A paralisação das comissões também comprometeu a prerrogativa do Legislativo de fiscalizar o governo. Dos 87 requerimentos de convocação de autoridades do Executivo, apenas um foi aprovado pelo Senado neste ano – do ex-ministro da Educação Abraham Weintraub. Na Câmara, são 66 pedidos para ouvir autoridades na gaveta.
No Senado, os presidentes das comissões têm mandato de dois anos. Na Câmara, de apenas um. Pela primeira vez, a Casa está há cinco meses sem sequer escolher quem vai comandar os colegiados – a eleição deveria ter ocorrido em fevereiro, antes mesmo de as sessões presenciais serem suspensas.
O sistema virtual criado para votações à distância durante a pandemia tem sido usado apenas no plenário e, tanto na Câmara quanto no Senado, virou uma referência para outros parlamentos no mundo. Os comandos das duas Casas dizem, porém, que não há condições técnicas para expandir seu funcionamento também para as comissões, sem dar detalhes sobre o motivo de o sistema funcionar bem para o plenário (que reúne os 513 deputados e 81 senadores) e não para os colegiados (que reúnem grupos menores de parlamentares).

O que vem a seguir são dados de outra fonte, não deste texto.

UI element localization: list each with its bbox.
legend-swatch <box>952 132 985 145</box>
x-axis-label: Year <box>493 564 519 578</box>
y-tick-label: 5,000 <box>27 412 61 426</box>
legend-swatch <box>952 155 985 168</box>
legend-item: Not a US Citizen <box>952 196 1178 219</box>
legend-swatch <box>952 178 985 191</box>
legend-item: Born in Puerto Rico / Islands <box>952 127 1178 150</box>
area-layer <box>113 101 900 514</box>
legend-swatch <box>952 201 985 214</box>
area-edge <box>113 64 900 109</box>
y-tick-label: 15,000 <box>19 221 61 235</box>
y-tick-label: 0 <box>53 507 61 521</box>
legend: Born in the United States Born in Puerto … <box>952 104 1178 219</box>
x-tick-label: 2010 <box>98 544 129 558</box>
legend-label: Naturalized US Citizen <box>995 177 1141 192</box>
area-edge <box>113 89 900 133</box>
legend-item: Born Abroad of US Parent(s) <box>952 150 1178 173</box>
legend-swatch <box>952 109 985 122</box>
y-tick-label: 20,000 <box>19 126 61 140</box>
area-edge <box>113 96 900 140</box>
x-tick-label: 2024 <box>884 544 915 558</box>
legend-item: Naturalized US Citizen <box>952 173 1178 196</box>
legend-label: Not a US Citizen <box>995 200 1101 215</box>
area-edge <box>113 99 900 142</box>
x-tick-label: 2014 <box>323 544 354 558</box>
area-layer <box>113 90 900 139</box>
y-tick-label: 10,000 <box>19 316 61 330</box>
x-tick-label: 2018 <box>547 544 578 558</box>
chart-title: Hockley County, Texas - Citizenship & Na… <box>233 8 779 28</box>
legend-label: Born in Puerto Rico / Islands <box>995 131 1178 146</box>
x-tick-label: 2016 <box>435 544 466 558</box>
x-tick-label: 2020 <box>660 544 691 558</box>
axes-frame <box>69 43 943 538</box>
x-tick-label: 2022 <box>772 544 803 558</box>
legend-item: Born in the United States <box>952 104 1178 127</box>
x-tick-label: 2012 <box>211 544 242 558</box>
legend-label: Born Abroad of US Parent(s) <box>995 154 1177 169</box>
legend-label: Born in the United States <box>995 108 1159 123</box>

“Além dos projetos já aptos para serem pautados, muitos relatores já estão com seus pareceres prontos e, como as comissões não estão funcionando, eles não podem protocolar no sistema”, afirmou o deputado Felipe Francischini (PSL-PR), que até o ano passado presidiu a poderosa Comissão de Constituição e Justiça, ao engrossar o coro dos que defendem o trabalho das comissões. Chamada de CCJ, a comissão é a mais importante da Câmara porque todos os projetos precisam ser analisados por ela para que possam seguir tramitando. É o colegiado quem diz se uma proposição fere a Constituição, condição para que um projeto seja arquivado. Também é a principal comissão da Câmara quem delibera, por exemplo, sobre a abertura de processo de impeachment de presidente da República.
Em junho, o deputado Rodrigo Agostinho (PSB-SP), presidente da Comissão do Meio Ambiente da Câmara até o ano passado, encaminhou um ofício a Maia pedindo a votação de uma lista de propostas, entre elas medidas para reduzir o desmatamento. “O ideal seria que as comissões pudessem voltar virtualmente, de forma gradativa, para que os trabalhos possam ter continuidade”, afirmou Agostinho.
“Precisamos avançar em alguns temas importantes, que estão em comissões especiais, como segunda instância, reforma tributária, código brasileiro de energia elétrica, código de processo penal”, emendou o líder do Novo, deputado Paulo Ganime (RJ). Para ele, a ausência dos colegiados gera uma concentração de poder excessivo nas mãos dos presidentes das Casas. “Não há espaço para as pautas que são terminativas em comissões (alguns projetos não precisam ser votados no plenário pelos 513 deputados e 81 senadores; basta deliberação nas comissões). A pauta do plenário sempre dependeu do presidente da Casa”, afirmou.
O poder maior nas mãos de Maia e Alcolumbre também os favorece na sucessão no comando do Congresso. Enquanto o presidente da Câmara tenta fazer seu sucessor, seu colega no Senado ainda busca uma manobra que lhe permita disputar a reeleição. Para isso, precisará de apoio dos colegas para aprovar uma mudança na lei. E controlar a pauta é um instrumento importante de barganha na busca de votos.